Figure 19. Lactate concentration and the corresponding protein expression

As shown in the figure above, as the lactate concentration increased, the protein expression also increased gradually, which was consistent with our expectations. Using the above data, we solved the model of inducer-protein expression. More information can be found on the Model page.

Function Verification

The function of this system is to sense the elevated concentration of lactate and then detect potential mitochondrial dysfunction in autistic children. To verify this, we used filter paper, a common supply in the laboratory, to perform the experiment. First, we dropped the bacteria solution onto the filter paper. After 30 minutes, our engineering bacteria were firmly attached to the filter paper. Then we added lactate and x-gal onto the filter paper and observed the color changes.

Figure 20. color of the filter paper under different lactate concentrations

We performed the function analysis at different lactate concentrations (1 mol/L, 10$^{-3}$ mol/L, and 10$^{-6}$ mol/L) and used double distilled water as the negative control.

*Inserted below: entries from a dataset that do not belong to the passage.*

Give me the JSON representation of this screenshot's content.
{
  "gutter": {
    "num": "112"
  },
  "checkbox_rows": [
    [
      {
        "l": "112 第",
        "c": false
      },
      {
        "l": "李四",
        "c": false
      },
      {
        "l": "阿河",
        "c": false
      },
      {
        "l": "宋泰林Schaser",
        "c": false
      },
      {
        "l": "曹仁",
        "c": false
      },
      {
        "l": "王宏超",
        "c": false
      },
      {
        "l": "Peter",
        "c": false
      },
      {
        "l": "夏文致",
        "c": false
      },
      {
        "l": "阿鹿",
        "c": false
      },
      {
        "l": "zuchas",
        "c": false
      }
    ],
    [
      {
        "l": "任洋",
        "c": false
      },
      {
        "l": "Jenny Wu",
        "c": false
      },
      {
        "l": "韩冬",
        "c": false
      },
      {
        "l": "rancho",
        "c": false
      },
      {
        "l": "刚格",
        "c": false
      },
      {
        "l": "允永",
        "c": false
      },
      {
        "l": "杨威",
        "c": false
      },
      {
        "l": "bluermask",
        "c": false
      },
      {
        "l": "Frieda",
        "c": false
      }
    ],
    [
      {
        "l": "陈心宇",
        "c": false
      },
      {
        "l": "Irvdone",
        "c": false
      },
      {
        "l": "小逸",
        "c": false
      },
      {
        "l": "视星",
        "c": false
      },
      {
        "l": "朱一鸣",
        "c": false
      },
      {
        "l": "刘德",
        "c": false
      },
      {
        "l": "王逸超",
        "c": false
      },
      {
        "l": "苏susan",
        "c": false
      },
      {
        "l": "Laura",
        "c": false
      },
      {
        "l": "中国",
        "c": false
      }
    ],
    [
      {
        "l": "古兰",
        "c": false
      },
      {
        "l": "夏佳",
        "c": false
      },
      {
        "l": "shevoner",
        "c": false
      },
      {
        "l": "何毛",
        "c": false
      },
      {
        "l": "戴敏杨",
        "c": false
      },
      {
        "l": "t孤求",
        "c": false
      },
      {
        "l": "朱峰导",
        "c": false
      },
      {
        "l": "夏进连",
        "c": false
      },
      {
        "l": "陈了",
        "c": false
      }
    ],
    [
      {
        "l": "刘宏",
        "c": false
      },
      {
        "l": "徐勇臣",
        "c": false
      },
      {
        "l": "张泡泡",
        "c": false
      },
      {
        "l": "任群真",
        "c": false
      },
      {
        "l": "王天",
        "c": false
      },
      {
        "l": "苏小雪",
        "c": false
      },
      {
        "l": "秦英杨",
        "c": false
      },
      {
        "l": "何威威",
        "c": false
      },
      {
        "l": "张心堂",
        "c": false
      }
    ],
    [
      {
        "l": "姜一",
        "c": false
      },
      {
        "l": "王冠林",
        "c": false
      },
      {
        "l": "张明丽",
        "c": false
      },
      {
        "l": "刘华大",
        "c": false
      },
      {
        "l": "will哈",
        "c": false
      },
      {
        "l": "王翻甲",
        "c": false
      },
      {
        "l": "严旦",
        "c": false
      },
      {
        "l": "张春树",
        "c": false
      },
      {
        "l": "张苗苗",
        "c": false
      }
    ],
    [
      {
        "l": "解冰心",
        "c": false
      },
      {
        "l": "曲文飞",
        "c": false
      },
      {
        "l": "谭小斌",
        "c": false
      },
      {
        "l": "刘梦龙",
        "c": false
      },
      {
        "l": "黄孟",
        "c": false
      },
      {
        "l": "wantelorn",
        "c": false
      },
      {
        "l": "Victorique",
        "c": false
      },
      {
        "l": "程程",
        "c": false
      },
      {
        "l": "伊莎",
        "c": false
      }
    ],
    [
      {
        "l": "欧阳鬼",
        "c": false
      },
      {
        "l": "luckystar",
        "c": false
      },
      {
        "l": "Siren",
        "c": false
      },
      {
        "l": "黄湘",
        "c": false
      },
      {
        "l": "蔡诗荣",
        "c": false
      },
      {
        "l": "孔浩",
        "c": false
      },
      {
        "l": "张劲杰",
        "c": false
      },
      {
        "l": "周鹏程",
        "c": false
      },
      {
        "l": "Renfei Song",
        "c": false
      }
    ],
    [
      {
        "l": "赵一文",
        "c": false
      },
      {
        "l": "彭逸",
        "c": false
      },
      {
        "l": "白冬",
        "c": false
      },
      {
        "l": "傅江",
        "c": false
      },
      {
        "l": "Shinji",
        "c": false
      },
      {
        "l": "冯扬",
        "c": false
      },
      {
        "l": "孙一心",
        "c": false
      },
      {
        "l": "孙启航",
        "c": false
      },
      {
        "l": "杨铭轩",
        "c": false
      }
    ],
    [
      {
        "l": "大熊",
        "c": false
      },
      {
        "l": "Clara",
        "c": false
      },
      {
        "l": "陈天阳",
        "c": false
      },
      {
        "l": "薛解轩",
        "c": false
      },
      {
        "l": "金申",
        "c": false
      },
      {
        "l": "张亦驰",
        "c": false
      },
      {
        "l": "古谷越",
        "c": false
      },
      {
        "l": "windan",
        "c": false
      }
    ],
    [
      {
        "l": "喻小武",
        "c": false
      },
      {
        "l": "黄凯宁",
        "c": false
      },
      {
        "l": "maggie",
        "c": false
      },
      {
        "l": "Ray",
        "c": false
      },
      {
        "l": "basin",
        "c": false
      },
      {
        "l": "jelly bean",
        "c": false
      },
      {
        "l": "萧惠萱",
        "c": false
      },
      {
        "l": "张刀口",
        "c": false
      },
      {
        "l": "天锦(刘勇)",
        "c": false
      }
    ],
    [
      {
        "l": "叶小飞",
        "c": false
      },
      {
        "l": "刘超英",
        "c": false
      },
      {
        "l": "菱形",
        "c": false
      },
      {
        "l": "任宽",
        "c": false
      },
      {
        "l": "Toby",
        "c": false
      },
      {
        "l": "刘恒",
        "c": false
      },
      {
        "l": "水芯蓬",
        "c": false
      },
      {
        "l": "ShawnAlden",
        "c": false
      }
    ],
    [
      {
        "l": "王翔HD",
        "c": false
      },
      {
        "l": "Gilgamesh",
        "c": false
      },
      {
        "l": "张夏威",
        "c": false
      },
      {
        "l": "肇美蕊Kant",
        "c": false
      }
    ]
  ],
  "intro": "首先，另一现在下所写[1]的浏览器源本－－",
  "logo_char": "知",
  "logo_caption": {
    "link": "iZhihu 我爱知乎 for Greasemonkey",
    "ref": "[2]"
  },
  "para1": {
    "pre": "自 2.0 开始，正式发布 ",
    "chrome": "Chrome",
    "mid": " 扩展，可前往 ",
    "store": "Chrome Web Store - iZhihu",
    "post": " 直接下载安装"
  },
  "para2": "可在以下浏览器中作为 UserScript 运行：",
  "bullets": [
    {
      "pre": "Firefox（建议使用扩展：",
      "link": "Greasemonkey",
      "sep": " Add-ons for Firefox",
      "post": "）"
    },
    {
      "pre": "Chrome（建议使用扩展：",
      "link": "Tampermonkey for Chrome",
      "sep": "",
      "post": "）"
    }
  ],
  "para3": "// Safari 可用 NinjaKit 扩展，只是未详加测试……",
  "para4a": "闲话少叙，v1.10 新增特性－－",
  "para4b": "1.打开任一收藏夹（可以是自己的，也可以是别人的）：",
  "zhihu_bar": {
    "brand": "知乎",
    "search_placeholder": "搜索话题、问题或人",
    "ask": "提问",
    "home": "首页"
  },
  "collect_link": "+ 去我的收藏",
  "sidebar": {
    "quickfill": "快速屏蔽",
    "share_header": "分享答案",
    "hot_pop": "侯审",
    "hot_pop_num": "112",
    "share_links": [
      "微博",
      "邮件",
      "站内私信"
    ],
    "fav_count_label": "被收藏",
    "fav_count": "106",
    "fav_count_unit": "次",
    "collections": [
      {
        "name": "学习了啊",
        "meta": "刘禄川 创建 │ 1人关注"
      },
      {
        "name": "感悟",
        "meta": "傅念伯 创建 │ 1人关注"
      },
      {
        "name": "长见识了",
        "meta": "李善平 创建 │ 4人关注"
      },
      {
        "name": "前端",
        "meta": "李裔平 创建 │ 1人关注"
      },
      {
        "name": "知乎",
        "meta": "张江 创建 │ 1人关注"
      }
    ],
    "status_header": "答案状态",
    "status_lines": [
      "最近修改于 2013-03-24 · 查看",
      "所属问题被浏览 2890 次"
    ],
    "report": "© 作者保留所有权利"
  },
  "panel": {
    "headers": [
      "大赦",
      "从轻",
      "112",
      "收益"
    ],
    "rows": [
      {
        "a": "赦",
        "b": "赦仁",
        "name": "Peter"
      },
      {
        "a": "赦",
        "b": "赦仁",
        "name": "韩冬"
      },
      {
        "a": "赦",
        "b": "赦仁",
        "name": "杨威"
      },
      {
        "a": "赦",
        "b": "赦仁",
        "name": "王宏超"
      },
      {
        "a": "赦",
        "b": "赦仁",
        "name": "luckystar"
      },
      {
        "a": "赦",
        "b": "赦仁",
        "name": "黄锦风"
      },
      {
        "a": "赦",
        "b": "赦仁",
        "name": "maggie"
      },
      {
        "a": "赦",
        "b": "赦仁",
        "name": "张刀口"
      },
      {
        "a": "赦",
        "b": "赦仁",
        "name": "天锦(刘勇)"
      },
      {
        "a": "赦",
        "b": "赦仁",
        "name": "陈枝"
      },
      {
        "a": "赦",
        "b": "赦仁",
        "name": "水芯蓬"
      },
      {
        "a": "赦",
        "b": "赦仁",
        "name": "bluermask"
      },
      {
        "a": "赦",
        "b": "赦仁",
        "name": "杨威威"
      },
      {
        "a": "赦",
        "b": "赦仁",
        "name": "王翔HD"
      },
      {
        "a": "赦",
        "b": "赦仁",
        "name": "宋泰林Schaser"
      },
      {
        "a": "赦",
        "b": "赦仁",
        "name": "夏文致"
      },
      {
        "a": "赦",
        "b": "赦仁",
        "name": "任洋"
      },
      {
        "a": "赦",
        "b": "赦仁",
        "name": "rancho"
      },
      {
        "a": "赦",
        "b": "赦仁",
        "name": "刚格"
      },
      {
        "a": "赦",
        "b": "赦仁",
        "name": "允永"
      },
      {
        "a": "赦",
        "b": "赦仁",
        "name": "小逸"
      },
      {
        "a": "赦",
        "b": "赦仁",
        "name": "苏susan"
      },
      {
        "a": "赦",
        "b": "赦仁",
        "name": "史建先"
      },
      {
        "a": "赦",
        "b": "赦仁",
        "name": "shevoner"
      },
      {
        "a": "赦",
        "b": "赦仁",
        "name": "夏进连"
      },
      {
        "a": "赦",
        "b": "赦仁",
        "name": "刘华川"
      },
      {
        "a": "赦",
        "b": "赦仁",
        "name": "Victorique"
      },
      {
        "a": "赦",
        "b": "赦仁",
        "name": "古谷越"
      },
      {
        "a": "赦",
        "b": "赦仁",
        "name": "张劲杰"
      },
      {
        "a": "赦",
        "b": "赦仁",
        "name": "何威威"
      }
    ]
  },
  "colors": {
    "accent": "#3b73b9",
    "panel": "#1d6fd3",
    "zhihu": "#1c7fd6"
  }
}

As shown in the figure above, without the induction of lactate, the lacZ protein produced by the chassis bacteria was insufficient to color the filter paper. When adding 10$^{-6}$-1 mol/L lactate, the filter paper turned blue, and as the concentration of lactate increased, the blue became darker. This confirmed that our lactate test strip was functional.

However, the color change was not very significant to the naked eye, which may be related to our plasmid being a low copy, the material of filter paper, the lower activity of bacteria after fixing on the test paper, and the unsuitable reaction environment.